AAMKarkhana8.jpgAsian Art Museum (200 Larkin Street)
Karkhana: A Contemporary Collaboration
August 4 – November 5

The premise: six acclaimed Pakistani artists around the world-all trained in the tradition of miniature painting, but each reflecting an individual perspective-collaborate on a dynamic creative experiment. Each artist initiates two new paintings and passes them on to another artist, until all have contributed to each piece.

The result: twelve engaging artworks responding to historical events of the past and present.

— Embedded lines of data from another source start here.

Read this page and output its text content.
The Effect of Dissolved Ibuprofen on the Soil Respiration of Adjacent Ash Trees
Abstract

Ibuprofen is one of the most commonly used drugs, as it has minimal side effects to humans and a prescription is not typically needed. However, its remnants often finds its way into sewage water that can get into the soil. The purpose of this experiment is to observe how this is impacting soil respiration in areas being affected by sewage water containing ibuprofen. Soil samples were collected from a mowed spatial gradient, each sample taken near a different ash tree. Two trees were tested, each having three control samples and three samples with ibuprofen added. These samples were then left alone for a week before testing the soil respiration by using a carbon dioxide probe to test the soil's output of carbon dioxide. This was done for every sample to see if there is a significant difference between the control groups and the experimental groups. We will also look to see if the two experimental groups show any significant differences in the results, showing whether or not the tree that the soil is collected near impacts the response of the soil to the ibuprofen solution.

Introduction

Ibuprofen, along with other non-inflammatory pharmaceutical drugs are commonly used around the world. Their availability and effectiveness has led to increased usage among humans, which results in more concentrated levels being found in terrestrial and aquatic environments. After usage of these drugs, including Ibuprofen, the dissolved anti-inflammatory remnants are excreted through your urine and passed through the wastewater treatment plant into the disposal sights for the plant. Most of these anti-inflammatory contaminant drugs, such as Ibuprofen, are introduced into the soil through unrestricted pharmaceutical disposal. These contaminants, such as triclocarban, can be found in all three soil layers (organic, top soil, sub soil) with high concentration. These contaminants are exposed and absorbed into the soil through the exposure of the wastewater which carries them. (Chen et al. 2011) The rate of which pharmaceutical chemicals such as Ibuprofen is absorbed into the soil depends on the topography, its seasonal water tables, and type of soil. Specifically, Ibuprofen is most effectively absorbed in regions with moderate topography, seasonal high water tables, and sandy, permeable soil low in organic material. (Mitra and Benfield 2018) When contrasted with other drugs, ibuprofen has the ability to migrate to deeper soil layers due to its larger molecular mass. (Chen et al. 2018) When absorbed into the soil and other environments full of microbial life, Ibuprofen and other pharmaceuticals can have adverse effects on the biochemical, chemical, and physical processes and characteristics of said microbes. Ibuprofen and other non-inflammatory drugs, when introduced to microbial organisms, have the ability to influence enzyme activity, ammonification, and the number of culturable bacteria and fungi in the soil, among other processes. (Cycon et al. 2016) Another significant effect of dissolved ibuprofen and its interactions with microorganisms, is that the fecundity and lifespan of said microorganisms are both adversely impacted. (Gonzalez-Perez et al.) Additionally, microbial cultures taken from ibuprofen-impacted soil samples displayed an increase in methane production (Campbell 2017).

Image: Untitled (8), 2003, by Nusra Latif Qureshi, Saira Wasim, Talha Rathore, Muhammad Imran Qureshi, Hasnat Mehmood, Aisha Khalid, Gouache, mixed media on wasli

The LAB (2948 16th Street @ Capp)
The Capp St. Aeronautical and Lighter Than Air Space Program (Reaching Towards Heaven)
Performative Demonstration and installation opening: Friday, Aug. 4, 6 - 9 p.m.

Kal Spelletich, a Bay Area-based machine artist and founder of the interactive performance collective SEEMEN, presents his kinetic installations. Spelletich's work compels audience members to fuse themselves with his machines and perceive the world and their place within it differently as a result. His materials consist largely of reapplied industrial items from junkyards and dumpsters. Participants control (or are temporarily controlled by) the art-bots, many of which are engineered to respond to human biological data. Spelletich's latest work involves experimenting with bio-morphic inputs that trigger machines and robots to provide viewers with a direct real-life experience. This exhibition will include kinetic sculptures triggered from input on Capp Street, adjacent to The LAB.

CounterPULSE (1310 Mission St. @ 9th)
"Remote," a multimedia performance by Kraft and Purver
Performances Aug. 4-12, 8 p.m.

In a time where traditional intelligence networks seem to have failed, and where "faith-based" decisions challenge scientific "objectivity", this new multimedia theatre project by award winners Kraft + Purver weaves live video manipulation with theater to blur the lines between reality and perception.

Both hilarious and revealing, Remote draws from factual research into bizarre experiments in psychic spying performed by the U.S. military and the CIA, and also from the impact of communications technology on the nature of relationships, and takes an unconventional look at our attempts to connect and control while still paradoxically maintaining a safe distance.